Dur biraz. Rebecca’ya mı cevap veriyordu? O soruyu Rebecca, kendi ağzıyla mı sormuştu? Ah, pekala. En büyük dozu alma vakti gelmişti. Tamamen delirmiş olmalıydı. Onun düşünceleri umurunda olmamalıydı ki! Ama engel olamıyordu kendine… Benliğine her baktığında gördüğü, Colin’in düşüncelerinin peşine sıkı bir zincirle bağlandığıydı. Beyninin bunu kabul etmesi gerekmiyordu. Hatta buna kendisinin karar verdiğine bile ihtimal vermiyordu artık.

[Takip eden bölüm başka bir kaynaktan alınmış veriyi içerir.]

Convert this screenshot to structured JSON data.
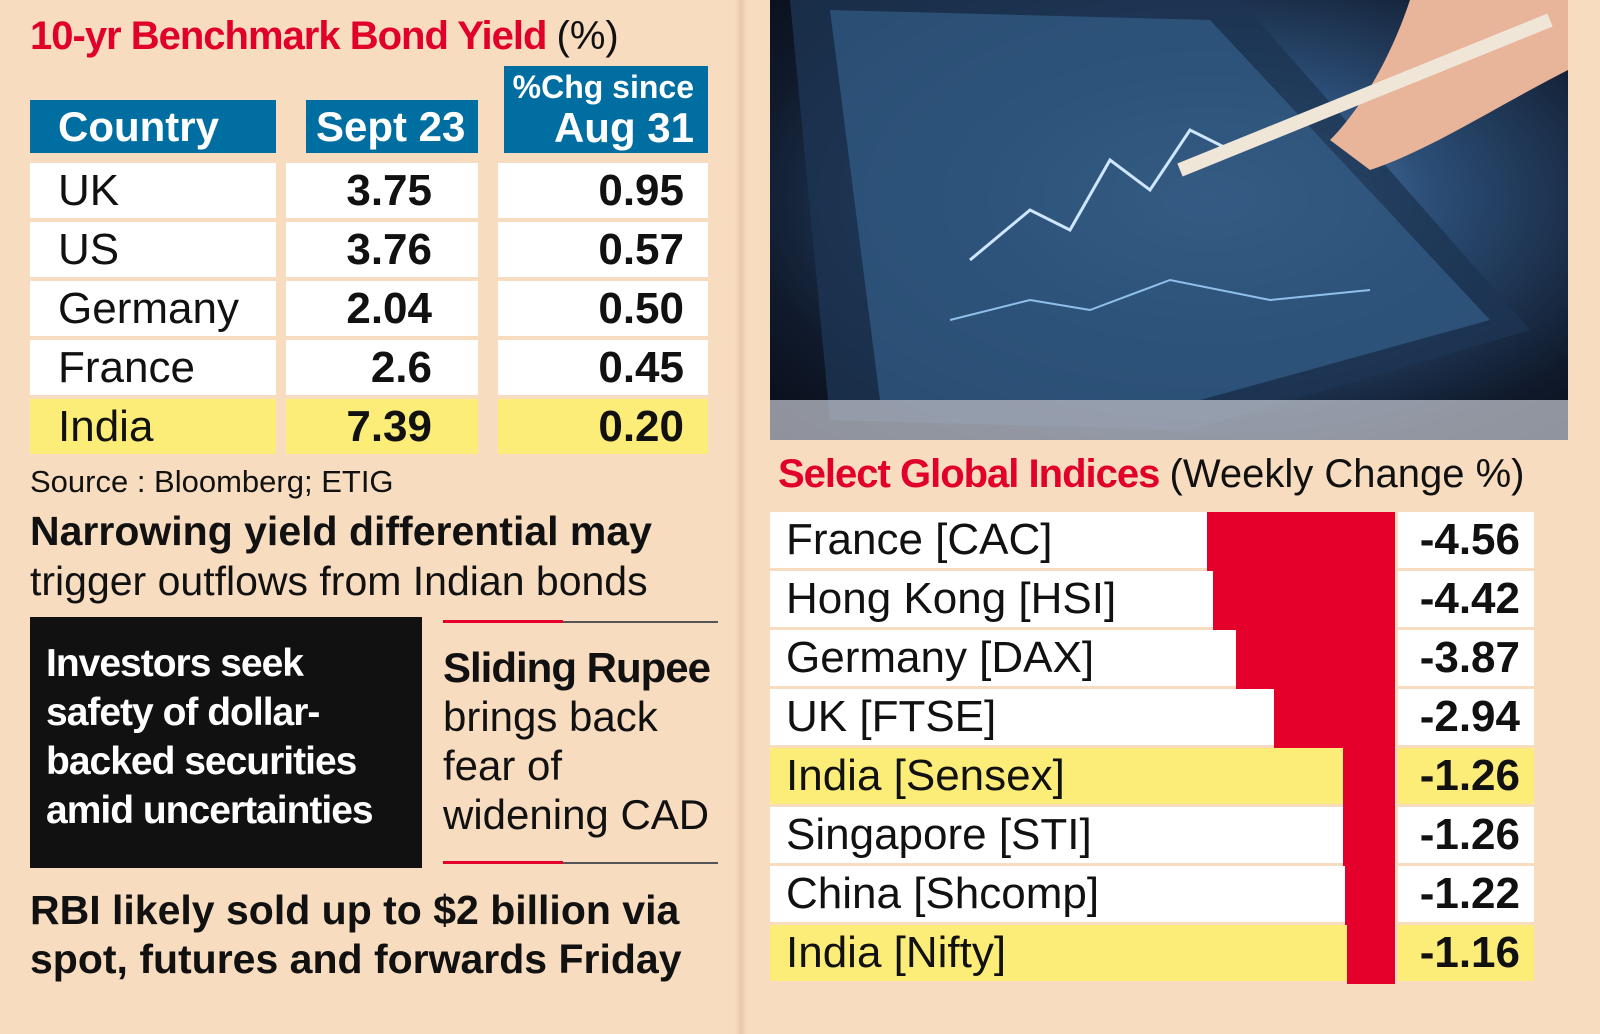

“Unut gitsin.” Tüm bunlara rağmen neyi reddettiğini de bilmiyordu. Sadece… Böyle davranması gerekiyordu.
“Neyi unutayım, Bec? Hiçbir etkisi yok mu? Cidden ne hissediyorsun? Ben anlayamıyorum çünkü. Bir anda beraber uyuyalım deyip, birkaç saat sonra neden düşüncelerini benimle paylaşamıyorsun?”
“Beden paylaşmakla, düşünce paylaşmak çok farklıdır...”
“Ah.” Colin kalktı ve birkaç tur attı. “Kompleks. Bunlar sadece kompleks. Konuşmayı denesen belki bir şeyler düzelecek.”
Rebecca çenesini dikleştirdi. “Sana yaşadığım her şeyi anlattım.”
Bu biraz da olsa Colin’i duraklattı. Ona doğru döndü. “Olanları anlattın. Düşüncelerini değil.”
“Hah. Anladım. Beni becerirken ne hissettiğimi mi anlatmamı istersin? İğrençti ve hayatımın en kötü gecesiydi. Onunla geçirdiğim her dakikaya lanet olsun! Ondan nefret ediyorum. Şu anda olduğum noktanın sahibinin onun olmasından daha fazla nefret ediyorum. Ölü bir adama kin beslemek. İşte ben buyum. Hala onun ezdiği o salak, küçük kızım! Ona karşı gelemediği için kendisinden nefret eden bir çocuk!” Tüm vücudu titrerken gözünün önünde yanıp sönen bir çift göz vardı sadece.
ŞİMDİ OKUDUĞUN
Siyahta Gizlenen (TAMAMLANDI)
Teen FictionRomantizmi işaret ve orta parmağı arasına sıkıştırdığı izmaritte bulan bir genç kız... En hassas duygularını bile kağıda döken bir delikanlı... Arada nasıl bir çekim olabilir? Gözler çakıştıkça çakan şimşekler, belki de hayatları çakışmaya devam edi...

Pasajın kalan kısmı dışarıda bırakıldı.